¿Sabés cuándo entré a ser conciente de que tenía
una hijita grande, grande, es decir, que ya había dejado de ser un bebé
indefenso y sólo contemplativo del mundo? Te cuento, creo que el nuevo estado
mental de papá se armó a partir de dos momentos. Una mañana, estábamos justo en
la curva donde se unen la cocina y el comedor. Estabas sentada sobre el cuadrilátero
de colores. Empezaste a moverte, hasta ahora no gateás, tu especialidad es el avance
con arrastre de cola. Así llegaste hasta el corralito, y una vez a tiro, tus
manos fueron hasta la pata más cercana: fuerza, empeño y decisión te llevaron a
pararte. Ahí estabas, casi un año, paradita a un lado del corralito, poniéndole
al cerco el cartel de armadura obsoleta.

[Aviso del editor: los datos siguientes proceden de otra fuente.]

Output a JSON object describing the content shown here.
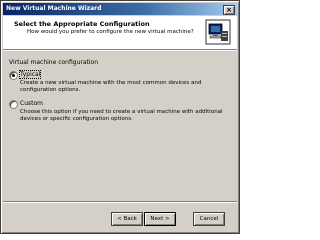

Te miraba, vos te reías. Saqué un par
de fotos. En otra mañana, mamá Evangelina y yo estábamos desayunando.
Escuchamos a la distancia que repetías, desde la cama grande, tu característico
“tatata”. Te fui a ver. Brillabas, no lo podía creer, habías sido tan chiquita,
y en ese momento eras tan chiquita y tan grande en la cama de mamá y papá. Quedé
tonto, se me caían las lágrimas, y vos no parabas de reírte, de moverte, de
hacer morisquetas. Jugamos un rato a escondernos detrás de nuestras manos, te
encanta. Saqué unas fotos. A partir de estas dos historias papá se dio cuenta
de que el universo había cambiado, de que se había ensanchado feliz, con aire nuevo.
Casi un año, Julia, un tiempo de ensueño.